Earthenware products still popular in Avanos
NEVŞEHİR - Anatolia News Agency
Avanos town is regarded as the handicraft center of the Cappadocia region. Clay kitchenware has been produced in the town for thousands of years, and the goal of its modern-day artisans, including Gökhan Özgül (below) is to keep this tradition alive by creating new ideas. Earthenware Turkish coffee pots is one these ideas. Hürriyet photoA very old tradition of producing household goods, especially kitchenware, using the clay unique to the region, is still maintained by local potters in Avanos, located in one of Turkey’s most popular tourist destinations, the Cappadocia region.
The town, which is regarded as the handicraft center of the region, draws tourists thanks to local potters, who create new items every day. One of these potters, Gökhan Özgül has recently begun producing earthenware Turkish coffee pots, claiming that they make healthier and tastier Turkish coffee, an important tradition in the country. The coffee pots have drawn great interest from tourists, Özgül says.
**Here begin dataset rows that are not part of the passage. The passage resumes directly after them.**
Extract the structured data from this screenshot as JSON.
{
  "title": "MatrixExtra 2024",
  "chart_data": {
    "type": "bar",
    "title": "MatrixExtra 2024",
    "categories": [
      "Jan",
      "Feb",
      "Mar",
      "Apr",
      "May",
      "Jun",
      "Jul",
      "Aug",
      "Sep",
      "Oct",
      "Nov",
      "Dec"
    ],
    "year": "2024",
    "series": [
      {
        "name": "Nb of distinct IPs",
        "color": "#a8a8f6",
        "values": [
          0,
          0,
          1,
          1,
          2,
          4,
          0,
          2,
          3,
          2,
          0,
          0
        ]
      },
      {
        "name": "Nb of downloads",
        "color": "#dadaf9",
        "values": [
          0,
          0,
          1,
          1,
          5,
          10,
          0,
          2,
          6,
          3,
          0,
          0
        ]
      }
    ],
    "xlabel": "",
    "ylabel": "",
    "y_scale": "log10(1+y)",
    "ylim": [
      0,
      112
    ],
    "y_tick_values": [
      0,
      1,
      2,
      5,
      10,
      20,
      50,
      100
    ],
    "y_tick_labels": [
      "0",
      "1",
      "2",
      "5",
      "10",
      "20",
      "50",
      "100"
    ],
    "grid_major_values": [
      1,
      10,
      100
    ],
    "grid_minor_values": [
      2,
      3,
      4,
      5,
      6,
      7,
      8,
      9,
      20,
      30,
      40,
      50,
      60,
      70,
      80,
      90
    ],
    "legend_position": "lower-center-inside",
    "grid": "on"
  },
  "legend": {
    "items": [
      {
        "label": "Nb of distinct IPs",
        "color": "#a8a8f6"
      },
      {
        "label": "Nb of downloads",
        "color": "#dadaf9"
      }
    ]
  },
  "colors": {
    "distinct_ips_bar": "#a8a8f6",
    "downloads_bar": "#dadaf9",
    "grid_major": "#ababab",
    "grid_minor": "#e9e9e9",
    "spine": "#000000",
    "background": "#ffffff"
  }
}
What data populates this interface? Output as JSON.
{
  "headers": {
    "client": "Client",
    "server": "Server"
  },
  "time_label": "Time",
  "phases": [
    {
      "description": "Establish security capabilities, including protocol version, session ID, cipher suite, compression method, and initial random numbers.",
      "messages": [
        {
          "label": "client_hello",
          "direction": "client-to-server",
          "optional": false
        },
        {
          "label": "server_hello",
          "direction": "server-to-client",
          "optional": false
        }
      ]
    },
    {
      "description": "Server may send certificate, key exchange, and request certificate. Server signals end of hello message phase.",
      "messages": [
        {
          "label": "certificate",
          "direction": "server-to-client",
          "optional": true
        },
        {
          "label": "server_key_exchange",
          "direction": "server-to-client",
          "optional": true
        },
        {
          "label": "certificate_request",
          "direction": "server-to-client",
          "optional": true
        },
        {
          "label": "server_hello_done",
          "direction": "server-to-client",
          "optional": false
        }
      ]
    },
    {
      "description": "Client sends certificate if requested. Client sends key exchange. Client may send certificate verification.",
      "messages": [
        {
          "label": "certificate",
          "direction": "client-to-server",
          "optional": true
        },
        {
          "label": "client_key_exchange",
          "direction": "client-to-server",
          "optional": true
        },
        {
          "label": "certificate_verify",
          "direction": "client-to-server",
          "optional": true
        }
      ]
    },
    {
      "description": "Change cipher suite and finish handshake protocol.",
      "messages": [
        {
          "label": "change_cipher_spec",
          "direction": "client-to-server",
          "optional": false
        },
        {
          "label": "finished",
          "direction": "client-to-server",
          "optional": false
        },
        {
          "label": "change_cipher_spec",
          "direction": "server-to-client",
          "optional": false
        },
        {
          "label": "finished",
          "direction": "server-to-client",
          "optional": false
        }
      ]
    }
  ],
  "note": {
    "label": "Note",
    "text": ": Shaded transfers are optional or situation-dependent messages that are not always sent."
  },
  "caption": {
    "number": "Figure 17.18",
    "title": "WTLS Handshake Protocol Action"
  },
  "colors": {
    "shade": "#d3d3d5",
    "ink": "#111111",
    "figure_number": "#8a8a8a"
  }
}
Özgül produces his earthenware coffee pots in his own factory, and has been producing pottery for 21 years. He says earthenware cooking vessels have drawn greater interest in recent years because they are healthier to use than metal ones. “That is why I began producing earthenware Turkish coffee pots,” he said.
Clay kitchenware has been produced in Avanos for thousands of years, and the goal of its modern-day artisans is to keep this tradition alive by creating new ideas.
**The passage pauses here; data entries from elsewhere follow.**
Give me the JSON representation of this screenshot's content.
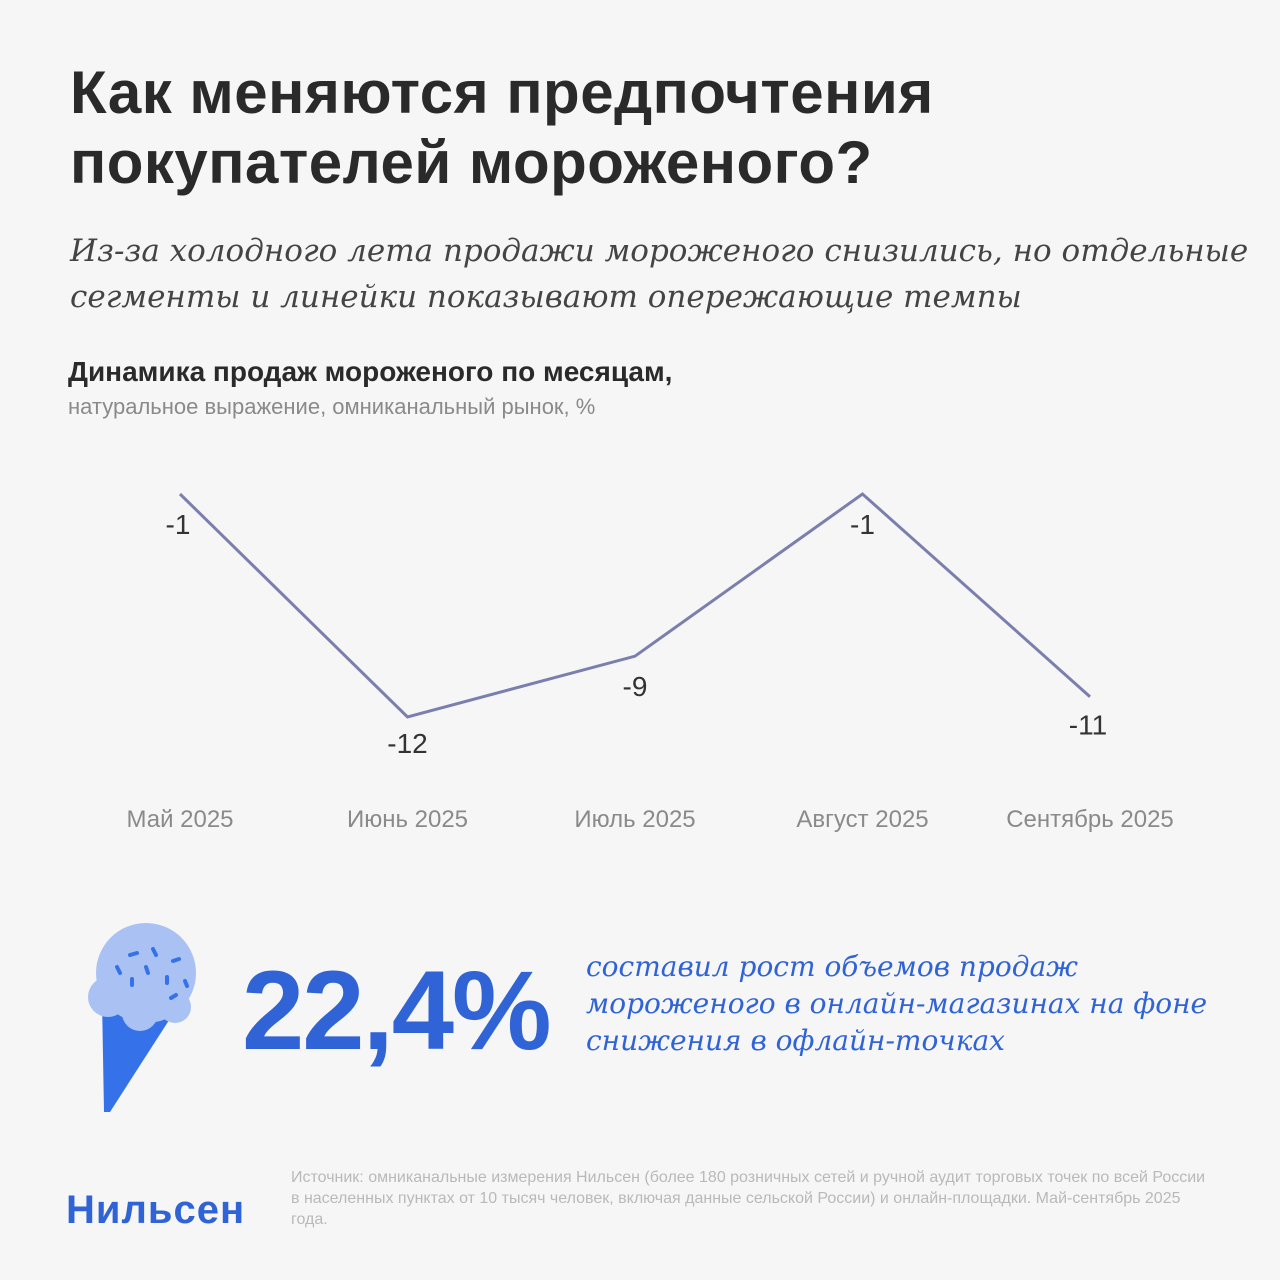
{
  "header": {
    "title": "Как меняются предпочтения покупателей мороженого?",
    "subtitle": "Из-за холодного лета продажи мороженого снизились, но отдельные сегменты и линейки показывают опережающие темпы"
  },
  "chart_data": {
    "type": "line",
    "title": "Динамика продаж мороженого по месяцам,",
    "subtitle": "натуральное выражение, омниканальный рынок, %",
    "categories": [
      "Май 2025",
      "Июнь 2025",
      "Июль 2025",
      "Август 2025",
      "Сентябрь 2025"
    ],
    "values": [
      -1,
      -12,
      -9,
      -1,
      -11
    ],
    "data_labels": [
      "-1",
      "-12",
      "-9",
      "-1",
      "-11"
    ],
    "line_color": "#7b7fae",
    "grid": false
  },
  "highlight": {
    "value": "22,4%",
    "text": "составил рост объемов продаж мороженого в онлайн-магазинах на фоне снижения в офлайн-точках",
    "color": "#2f63d6",
    "icon": "ice-cream-cone-icon"
  },
  "footer": {
    "logo": "Нильсен",
    "source": "Источник: омниканальные измерения Нильсен (более 180 розничных сетей и ручной аудит торговых точек по всей России в населенных пунктах от 10 тысяч человек, включая данные сельской России) и онлайн-площадки. Май-сентябрь 2025 года."
  }
}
“We may be the last representatives of this handicraft in Avanos. We want this tradition to survive, and this is why we have to renew our craft by producing new and different products. My recent observations have led me to produce this earthenware coffee pot and it is quite popular,” he said.
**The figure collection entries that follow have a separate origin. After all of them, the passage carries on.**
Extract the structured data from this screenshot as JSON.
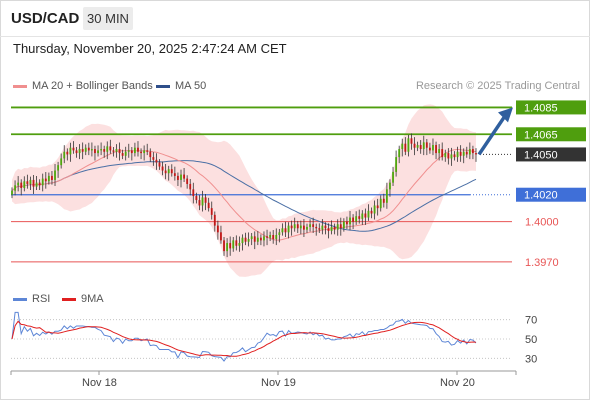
{
  "header": {
    "symbol": "USD/CAD",
    "timeframe": "30 MIN",
    "timestamp": "Thursday, November 20, 2025 2:47:24 AM CET"
  },
  "legend": {
    "ma20": "MA 20 + Bollinger Bands",
    "ma50": "MA 50",
    "copyright": "Research © 2025 Trading Central"
  },
  "colors": {
    "green": "#4f9e0e",
    "blue": "#3f6fd8",
    "red": "#e85555",
    "dark": "#333333",
    "band": "#fbd6d6",
    "ma20": "#f08f8f",
    "ma50": "#4a6fa5",
    "arrow": "#2f5f9e",
    "rsi": "#5d86d6",
    "ma9": "#e02020"
  },
  "chart_data": [
    {
      "type": "candlestick",
      "ylim": [
        1.3955,
        1.4095
      ],
      "x_labels": [
        "Nov 18",
        "Nov 19",
        "Nov 20"
      ],
      "levels": [
        {
          "value": 1.4085,
          "label": "1.4085",
          "role": "resistance"
        },
        {
          "value": 1.4065,
          "label": "1.4065",
          "role": "resistance"
        },
        {
          "value": 1.405,
          "label": "1.4050",
          "role": "last"
        },
        {
          "value": 1.402,
          "label": "1.4020",
          "role": "pivot"
        },
        {
          "value": 1.4,
          "label": "1.4000",
          "role": "support"
        },
        {
          "value": 1.397,
          "label": "1.3970",
          "role": "support"
        }
      ],
      "close_series": [
        1.4023,
        1.4027,
        1.4029,
        1.4025,
        1.403,
        1.4028,
        1.4031,
        1.4026,
        1.4029,
        1.4027,
        1.4032,
        1.403,
        1.4034,
        1.4031,
        1.4038,
        1.4042,
        1.4047,
        1.4052,
        1.405,
        1.4055,
        1.4053,
        1.4051,
        1.4054,
        1.4052,
        1.4055,
        1.4053,
        1.4054,
        1.4051,
        1.4053,
        1.4054,
        1.4052,
        1.4056,
        1.4053,
        1.4052,
        1.4054,
        1.4051,
        1.4049,
        1.4052,
        1.4053,
        1.4051,
        1.4055,
        1.4052,
        1.4051,
        1.4053,
        1.4052,
        1.4048,
        1.4046,
        1.4044,
        1.4041,
        1.4038,
        1.4036,
        1.4039,
        1.4036,
        1.4034,
        1.4031,
        1.4035,
        1.4032,
        1.4028,
        1.4024,
        1.4019,
        1.4016,
        1.4012,
        1.4018,
        1.4014,
        1.401,
        1.4005,
        1.3997,
        1.3992,
        1.3986,
        1.3978,
        1.3984,
        1.398,
        1.3986,
        1.3982,
        1.3984,
        1.3988,
        1.3985,
        1.3987,
        1.3989,
        1.3985,
        1.3988,
        1.3986,
        1.3989,
        1.3988,
        1.399,
        1.3987,
        1.399,
        1.3992,
        1.3995,
        1.3992,
        1.3997,
        1.3995,
        1.3998,
        1.3995,
        1.3997,
        1.3994,
        1.3996,
        1.3998,
        1.3996,
        1.3995,
        1.3994,
        1.3997,
        1.3995,
        1.3993,
        1.3996,
        1.3994,
        1.3998,
        1.3995,
        1.4,
        1.3998,
        1.4003,
        1.4,
        1.4004,
        1.4002,
        1.4006,
        1.4003,
        1.4008,
        1.4006,
        1.4012,
        1.401,
        1.4017,
        1.4014,
        1.4024,
        1.4029,
        1.4037,
        1.4048,
        1.4054,
        1.4058,
        1.4052,
        1.4062,
        1.4058,
        1.4055,
        1.4057,
        1.4054,
        1.4059,
        1.4055,
        1.4053,
        1.4057,
        1.4051,
        1.4054,
        1.4048,
        1.4051,
        1.4047,
        1.405,
        1.4048,
        1.4052,
        1.4049,
        1.4052,
        1.405,
        1.4054,
        1.4051,
        1.405
      ],
      "rsi_ticks": [
        "70",
        "50",
        "30"
      ]
    }
  ],
  "indicator_legend": {
    "rsi": "RSI",
    "ma9": "9MA"
  }
}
Besides coffee pots, Avanos’ potters also produce and sell earthenware demijohns, water bottles, yogurt dishes, cheese plates and other items, Özgül said.
Red soil of the region
Avanos overlooks Turkey’s longest river, the Kızılırmak (Red River). The red soil of the region provides local potters with the raw material used to produce the pottery and bricks for which Avanos is famous. The soft and oily clay soil gathered from the mountains around Avanos and old beds of the Kızılırmak is sifted and turned into mud. Pottery is made by shaping the mud with some skill on a foot-powered wheel. The pottery is first dried in the sun and then in shade, and afterward is fired in kilns that heated with straw and woodchip fires to between 800 and 1,200 degrees.